Scientists have identified an important link between kidney damage and cardiac problems, creating new possibilities for treating the primary cause of death in kidney disease patients.
Researchers tracked a chain reaction that leads from kidney damage to weakening of the skeleton to increased phosphorous in the blood. They showed that higher phosphorous levels were directly linked to vascular calcification, a stiffening of the smooth muscle cells that line blood vessels. Vascular calcification leads to enlargement of one of the heart's four chambers, increased risk of congestive heart failure, heart attack and several other cardiac problems.
Mice treated with an experimental medication that alleviates the skeletal weakening brought on by kidney damage had normal phosphorous levels and decreased signs of vascular calcification.
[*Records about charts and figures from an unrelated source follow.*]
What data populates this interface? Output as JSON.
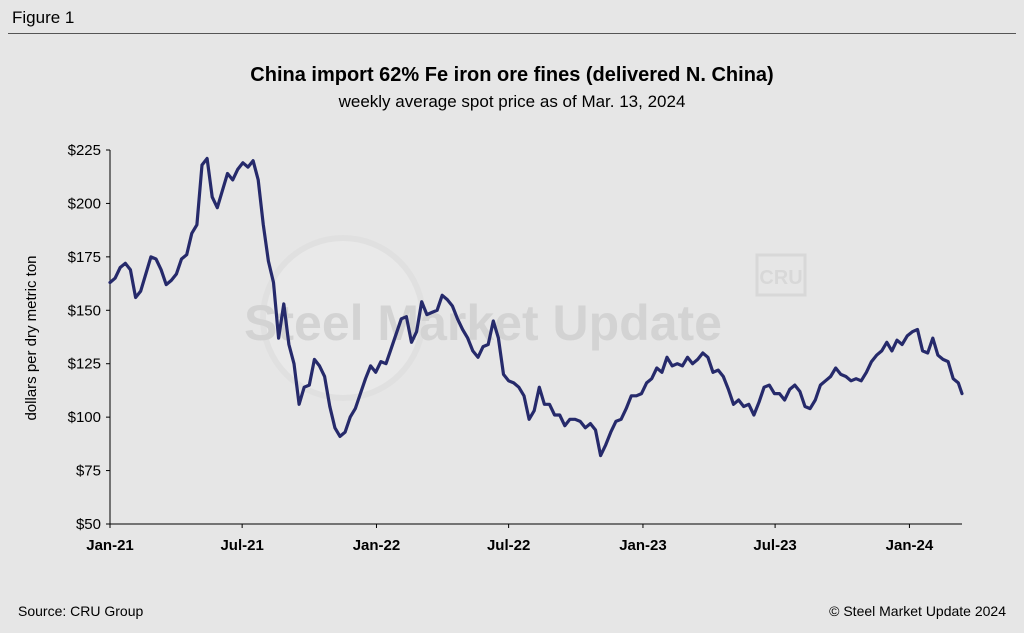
{
  "figure_label": "Figure 1",
  "source": "Source: CRU Group",
  "credit": "© Steel Market Update 2024",
  "watermark": {
    "brand": "Steel Market Update",
    "badge": "CRU"
  },
  "colors": {
    "line": "#262a6b",
    "background": "#e6e6e6"
  },
  "chart_data": {
    "type": "line",
    "title": "China import 62% Fe iron ore fines (delivered N. China)",
    "subtitle": "weekly average spot price as of Mar. 13, 2024",
    "ylabel": "dollars per dry metric ton",
    "xlabel": "",
    "ylim": [
      50,
      225
    ],
    "yticks": [
      50,
      75,
      100,
      125,
      150,
      175,
      200,
      225
    ],
    "ytick_labels": [
      "$50",
      "$75",
      "$100",
      "$125",
      "$150",
      "$175",
      "$200",
      "$225"
    ],
    "xticks": [
      "2021-01-01",
      "2021-07-01",
      "2022-01-01",
      "2022-07-01",
      "2023-01-01",
      "2023-07-01",
      "2024-01-01"
    ],
    "xtick_labels": [
      "Jan-21",
      "Jul-21",
      "Jan-22",
      "Jul-22",
      "Jan-23",
      "Jul-23",
      "Jan-24"
    ],
    "xlim": [
      "2021-01-01",
      "2024-03-13"
    ],
    "grid": false,
    "series": [
      {
        "values": [
          [
            "2021-01-01",
            163
          ],
          [
            "2021-01-08",
            165
          ],
          [
            "2021-01-15",
            170
          ],
          [
            "2021-01-22",
            172
          ],
          [
            "2021-01-29",
            169
          ],
          [
            "2021-02-05",
            156
          ],
          [
            "2021-02-12",
            159
          ],
          [
            "2021-02-19",
            167
          ],
          [
            "2021-02-26",
            175
          ],
          [
            "2021-03-05",
            174
          ],
          [
            "2021-03-12",
            169
          ],
          [
            "2021-03-19",
            162
          ],
          [
            "2021-03-26",
            164
          ],
          [
            "2021-04-02",
            167
          ],
          [
            "2021-04-09",
            174
          ],
          [
            "2021-04-16",
            176
          ],
          [
            "2021-04-23",
            186
          ],
          [
            "2021-04-30",
            190
          ],
          [
            "2021-05-07",
            218
          ],
          [
            "2021-05-14",
            221
          ],
          [
            "2021-05-21",
            203
          ],
          [
            "2021-05-28",
            198
          ],
          [
            "2021-06-04",
            206
          ],
          [
            "2021-06-11",
            214
          ],
          [
            "2021-06-18",
            211
          ],
          [
            "2021-06-25",
            216
          ],
          [
            "2021-07-02",
            219
          ],
          [
            "2021-07-09",
            217
          ],
          [
            "2021-07-16",
            220
          ],
          [
            "2021-07-23",
            211
          ],
          [
            "2021-07-30",
            190
          ],
          [
            "2021-08-06",
            173
          ],
          [
            "2021-08-13",
            163
          ],
          [
            "2021-08-20",
            137
          ],
          [
            "2021-08-27",
            153
          ],
          [
            "2021-09-03",
            134
          ],
          [
            "2021-09-10",
            125
          ],
          [
            "2021-09-17",
            106
          ],
          [
            "2021-09-24",
            114
          ],
          [
            "2021-10-01",
            115
          ],
          [
            "2021-10-08",
            127
          ],
          [
            "2021-10-15",
            124
          ],
          [
            "2021-10-22",
            119
          ],
          [
            "2021-10-29",
            105
          ],
          [
            "2021-11-05",
            95
          ],
          [
            "2021-11-12",
            91
          ],
          [
            "2021-11-19",
            93
          ],
          [
            "2021-11-26",
            100
          ],
          [
            "2021-12-03",
            104
          ],
          [
            "2021-12-10",
            111
          ],
          [
            "2021-12-17",
            118
          ],
          [
            "2021-12-24",
            124
          ],
          [
            "2021-12-31",
            121
          ],
          [
            "2022-01-07",
            126
          ],
          [
            "2022-01-14",
            125
          ],
          [
            "2022-01-21",
            132
          ],
          [
            "2022-01-28",
            139
          ],
          [
            "2022-02-04",
            146
          ],
          [
            "2022-02-11",
            147
          ],
          [
            "2022-02-18",
            135
          ],
          [
            "2022-02-25",
            140
          ],
          [
            "2022-03-04",
            154
          ],
          [
            "2022-03-11",
            148
          ],
          [
            "2022-03-18",
            149
          ],
          [
            "2022-03-25",
            150
          ],
          [
            "2022-04-01",
            157
          ],
          [
            "2022-04-08",
            155
          ],
          [
            "2022-04-15",
            152
          ],
          [
            "2022-04-22",
            146
          ],
          [
            "2022-04-29",
            141
          ],
          [
            "2022-05-06",
            137
          ],
          [
            "2022-05-13",
            131
          ],
          [
            "2022-05-20",
            128
          ],
          [
            "2022-05-27",
            133
          ],
          [
            "2022-06-03",
            134
          ],
          [
            "2022-06-10",
            145
          ],
          [
            "2022-06-17",
            137
          ],
          [
            "2022-06-24",
            120
          ],
          [
            "2022-07-01",
            117
          ],
          [
            "2022-07-08",
            116
          ],
          [
            "2022-07-15",
            114
          ],
          [
            "2022-07-22",
            110
          ],
          [
            "2022-07-29",
            99
          ],
          [
            "2022-08-05",
            103
          ],
          [
            "2022-08-12",
            114
          ],
          [
            "2022-08-19",
            106
          ],
          [
            "2022-08-26",
            106
          ],
          [
            "2022-09-02",
            101
          ],
          [
            "2022-09-09",
            101
          ],
          [
            "2022-09-16",
            96
          ],
          [
            "2022-09-23",
            99
          ],
          [
            "2022-09-30",
            99
          ],
          [
            "2022-10-07",
            98
          ],
          [
            "2022-10-14",
            95
          ],
          [
            "2022-10-21",
            97
          ],
          [
            "2022-10-28",
            94
          ],
          [
            "2022-11-04",
            82
          ],
          [
            "2022-11-11",
            87
          ],
          [
            "2022-11-18",
            93
          ],
          [
            "2022-11-25",
            98
          ],
          [
            "2022-12-02",
            99
          ],
          [
            "2022-12-09",
            104
          ],
          [
            "2022-12-16",
            110
          ],
          [
            "2022-12-23",
            110
          ],
          [
            "2022-12-30",
            111
          ],
          [
            "2023-01-06",
            116
          ],
          [
            "2023-01-13",
            118
          ],
          [
            "2023-01-20",
            123
          ],
          [
            "2023-01-27",
            121
          ],
          [
            "2023-02-03",
            128
          ],
          [
            "2023-02-10",
            124
          ],
          [
            "2023-02-17",
            125
          ],
          [
            "2023-02-24",
            124
          ],
          [
            "2023-03-03",
            128
          ],
          [
            "2023-03-10",
            125
          ],
          [
            "2023-03-17",
            127
          ],
          [
            "2023-03-24",
            130
          ],
          [
            "2023-03-31",
            128
          ],
          [
            "2023-04-07",
            121
          ],
          [
            "2023-04-14",
            122
          ],
          [
            "2023-04-21",
            119
          ],
          [
            "2023-04-28",
            113
          ],
          [
            "2023-05-05",
            106
          ],
          [
            "2023-05-12",
            108
          ],
          [
            "2023-05-19",
            105
          ],
          [
            "2023-05-26",
            106
          ],
          [
            "2023-06-02",
            101
          ],
          [
            "2023-06-09",
            107
          ],
          [
            "2023-06-16",
            114
          ],
          [
            "2023-06-23",
            115
          ],
          [
            "2023-06-30",
            111
          ],
          [
            "2023-07-07",
            111
          ],
          [
            "2023-07-14",
            108
          ],
          [
            "2023-07-21",
            113
          ],
          [
            "2023-07-28",
            115
          ],
          [
            "2023-08-04",
            112
          ],
          [
            "2023-08-11",
            105
          ],
          [
            "2023-08-18",
            104
          ],
          [
            "2023-08-25",
            108
          ],
          [
            "2023-09-01",
            115
          ],
          [
            "2023-09-08",
            117
          ],
          [
            "2023-09-15",
            119
          ],
          [
            "2023-09-22",
            123
          ],
          [
            "2023-09-29",
            120
          ],
          [
            "2023-10-06",
            119
          ],
          [
            "2023-10-13",
            117
          ],
          [
            "2023-10-20",
            118
          ],
          [
            "2023-10-27",
            117
          ],
          [
            "2023-11-03",
            121
          ],
          [
            "2023-11-10",
            126
          ],
          [
            "2023-11-17",
            129
          ],
          [
            "2023-11-24",
            131
          ],
          [
            "2023-12-01",
            135
          ],
          [
            "2023-12-08",
            131
          ],
          [
            "2023-12-15",
            136
          ],
          [
            "2023-12-22",
            134
          ],
          [
            "2023-12-29",
            138
          ],
          [
            "2024-01-05",
            140
          ],
          [
            "2024-01-12",
            141
          ],
          [
            "2024-01-19",
            131
          ],
          [
            "2024-01-26",
            130
          ],
          [
            "2024-02-02",
            137
          ],
          [
            "2024-02-09",
            129
          ],
          [
            "2024-02-16",
            127
          ],
          [
            "2024-02-23",
            126
          ],
          [
            "2024-03-01",
            118
          ],
          [
            "2024-03-08",
            116
          ],
          [
            "2024-03-13",
            111
          ]
        ]
      }
    ]
  }
}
"We already have treatments available that can control phosphorous levels in the blood, and those should be very helpful for kidney patients," says senior investigator Keith A. Hruska, M.D., the Ira M. Lang Professor of Nephrology and professor of pediatrics and of cell biology and physiology at Washington University School of Medicine in St. Louis. "The drug we used in the mice and other similar agents can treat both the phosphorous levels and skeletal weakening, and those drugs are just entering initial clinical trials."
The study will appear in the April issue of the Journal of the American Society of Nephrology.
Hruska, who is director of nephrology at St. Louis Children's Hospital, has long been interested in the connections between kidney damage and bone weakening. He and other researchers have uncovered a complex network of links between the skeleton and the kidney. Hormones made in the kidney regulate activity in the skeleton and vice-versa.
Last year, Hruska showed that injections of bone morphogenetic protein-7 (BMP-7) could prevent bone weakening in mice whose kidneys had been damaged or removed.
For the new study, researchers worked with a mouse model of metabolic syndrome, a condition common among patients with chronic kidney disease that includes symptoms such as obesity, high blood pressure and insulin resistance. The condition, which is rapidly increasing in both adults and children, is also associated with higher risks of diabetes and heart disease.
The mice develop metabolic syndrome as a result of both a genetic modification and a high-fat, high-cholesterol diet. To simulate chronic kidney disease, scientists damaged or removed part of the kidney. This led to a shutdown of cells that regularly dismantle and rebuild bones, causing vascular calcification.